Protesters recently stormed a meeting of Eastern Michigan University‘s Board of Regents, demanding that the board sever ties to the Education Achievement Authority for failing to serve its mostly black urban students.

They were loud, they were angry. And they probably had the wrong target.

When it comes to failing African-American students, Grand Rapids, Lansing, Muskegon, Saginaw and Ypsilanti schools are all worse — yes, worse — in performance than Detroit Public Schools. Detroit’s worst schools were spun into the EAA. So where are the protests in those cities?

A report released last week puts Michigan at nearly the bottom in the nation in the academic performance of African-American students. Just 10 percent of Michigan’s African-American students taking the test were hitting proficiency marks in fourth-grade math, 9 percent in fourth-grade reading, 5 percent in eighth-grade math and 9 percent in eighth-grade reading.

Detroit is the worst big city in the country, but the other Michigan districts are worse yet, according to an analysis by Education Trust-Midwest.

How to fix it? Florida focused on universal preschool and on training teachers to teach reading. Tennessee focused on effective teaching — with 5,000 trained evaluators doing on-site classroom evaluations and 700 of the highest-performing teachers now coaching their peers. Both states have far better results than Michigan.

Michigan soon may require third-graders to be proficient in reading before moving to fourth grade. Training teachers, which seems like a no-brainer, is critical. We’ve seen other programs fail; recent test results speak for themselves. Who trains teachers and how should be a concern to the entire business community.

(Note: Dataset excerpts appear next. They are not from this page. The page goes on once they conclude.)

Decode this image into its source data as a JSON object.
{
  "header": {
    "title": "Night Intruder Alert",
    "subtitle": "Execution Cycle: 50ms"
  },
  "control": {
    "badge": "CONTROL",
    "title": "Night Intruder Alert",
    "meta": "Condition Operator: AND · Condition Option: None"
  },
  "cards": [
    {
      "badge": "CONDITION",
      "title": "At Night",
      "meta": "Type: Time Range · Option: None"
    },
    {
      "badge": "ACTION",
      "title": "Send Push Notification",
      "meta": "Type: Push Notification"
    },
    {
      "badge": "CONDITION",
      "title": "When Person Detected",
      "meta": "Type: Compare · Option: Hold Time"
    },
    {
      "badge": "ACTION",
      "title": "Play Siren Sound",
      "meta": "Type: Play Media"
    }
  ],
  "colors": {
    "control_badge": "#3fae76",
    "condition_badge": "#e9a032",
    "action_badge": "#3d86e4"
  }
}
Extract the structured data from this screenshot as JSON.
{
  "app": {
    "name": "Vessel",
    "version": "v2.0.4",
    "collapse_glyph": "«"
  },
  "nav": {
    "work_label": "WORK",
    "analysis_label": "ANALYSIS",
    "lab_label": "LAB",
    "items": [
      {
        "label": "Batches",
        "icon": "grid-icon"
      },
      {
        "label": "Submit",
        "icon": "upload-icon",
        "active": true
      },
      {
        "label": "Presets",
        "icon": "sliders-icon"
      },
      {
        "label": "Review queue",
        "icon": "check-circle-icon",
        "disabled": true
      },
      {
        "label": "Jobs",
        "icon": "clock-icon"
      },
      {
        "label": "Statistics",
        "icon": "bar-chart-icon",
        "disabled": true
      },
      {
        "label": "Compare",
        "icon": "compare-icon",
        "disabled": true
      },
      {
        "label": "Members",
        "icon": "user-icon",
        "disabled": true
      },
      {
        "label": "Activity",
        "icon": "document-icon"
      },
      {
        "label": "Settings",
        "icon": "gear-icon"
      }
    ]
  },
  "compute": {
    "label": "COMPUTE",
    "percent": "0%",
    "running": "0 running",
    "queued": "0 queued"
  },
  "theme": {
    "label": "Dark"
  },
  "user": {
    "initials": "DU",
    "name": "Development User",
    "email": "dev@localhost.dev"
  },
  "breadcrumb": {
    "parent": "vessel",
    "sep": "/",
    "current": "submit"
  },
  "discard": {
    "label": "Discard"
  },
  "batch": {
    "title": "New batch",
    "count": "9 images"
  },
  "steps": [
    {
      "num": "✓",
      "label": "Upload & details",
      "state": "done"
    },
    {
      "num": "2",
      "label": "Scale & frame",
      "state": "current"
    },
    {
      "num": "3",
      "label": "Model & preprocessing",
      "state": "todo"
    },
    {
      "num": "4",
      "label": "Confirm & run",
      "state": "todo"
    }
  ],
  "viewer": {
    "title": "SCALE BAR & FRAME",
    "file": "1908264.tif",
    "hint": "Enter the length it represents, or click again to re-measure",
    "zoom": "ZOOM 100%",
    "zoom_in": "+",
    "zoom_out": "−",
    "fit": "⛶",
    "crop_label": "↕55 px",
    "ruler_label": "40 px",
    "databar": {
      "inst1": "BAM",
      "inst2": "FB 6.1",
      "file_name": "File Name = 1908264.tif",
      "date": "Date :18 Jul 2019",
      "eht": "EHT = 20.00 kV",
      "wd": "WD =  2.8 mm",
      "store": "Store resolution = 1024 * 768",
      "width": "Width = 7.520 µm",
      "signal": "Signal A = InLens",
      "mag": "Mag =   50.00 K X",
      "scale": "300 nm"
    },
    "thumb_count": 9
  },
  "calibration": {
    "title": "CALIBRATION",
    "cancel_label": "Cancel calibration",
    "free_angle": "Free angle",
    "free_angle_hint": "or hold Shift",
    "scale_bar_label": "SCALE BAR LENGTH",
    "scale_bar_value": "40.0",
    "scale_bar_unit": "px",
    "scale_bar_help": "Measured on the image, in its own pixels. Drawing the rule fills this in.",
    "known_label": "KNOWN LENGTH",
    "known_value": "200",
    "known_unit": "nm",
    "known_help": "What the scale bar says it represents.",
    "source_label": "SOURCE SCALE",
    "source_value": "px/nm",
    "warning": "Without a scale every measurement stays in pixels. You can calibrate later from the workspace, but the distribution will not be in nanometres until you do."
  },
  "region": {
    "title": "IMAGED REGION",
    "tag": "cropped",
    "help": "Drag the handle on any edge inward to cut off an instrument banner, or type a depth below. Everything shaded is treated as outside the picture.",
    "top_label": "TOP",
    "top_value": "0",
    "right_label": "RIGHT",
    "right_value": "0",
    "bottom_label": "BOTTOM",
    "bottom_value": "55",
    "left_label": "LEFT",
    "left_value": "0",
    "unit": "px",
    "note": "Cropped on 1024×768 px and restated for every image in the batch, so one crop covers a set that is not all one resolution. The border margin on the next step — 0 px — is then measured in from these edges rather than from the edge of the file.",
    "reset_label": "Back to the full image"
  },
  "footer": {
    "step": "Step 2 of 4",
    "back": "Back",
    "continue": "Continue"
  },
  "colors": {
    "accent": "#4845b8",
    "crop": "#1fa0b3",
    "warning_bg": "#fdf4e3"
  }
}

So why are protesters obsessed with the EAA and not the crummy schools all over this state?

Mostly union politics. But the EAA has not lived up to expectations. Early missteps include poor training of teachers, especially on technology, and lousy financial controls that led to an indictment last week of a former principal and two contractors.

But it was EAA’s new leadership that blew the corruption whistle. And you don’t read it in the headlines, but three of the 15 terrible schools originally placed in the EAA have improved test scores, climbing out of the basement of “worst” schools.

Question: How many other urban districts can say one-fifth of their schools made such progress in just three years?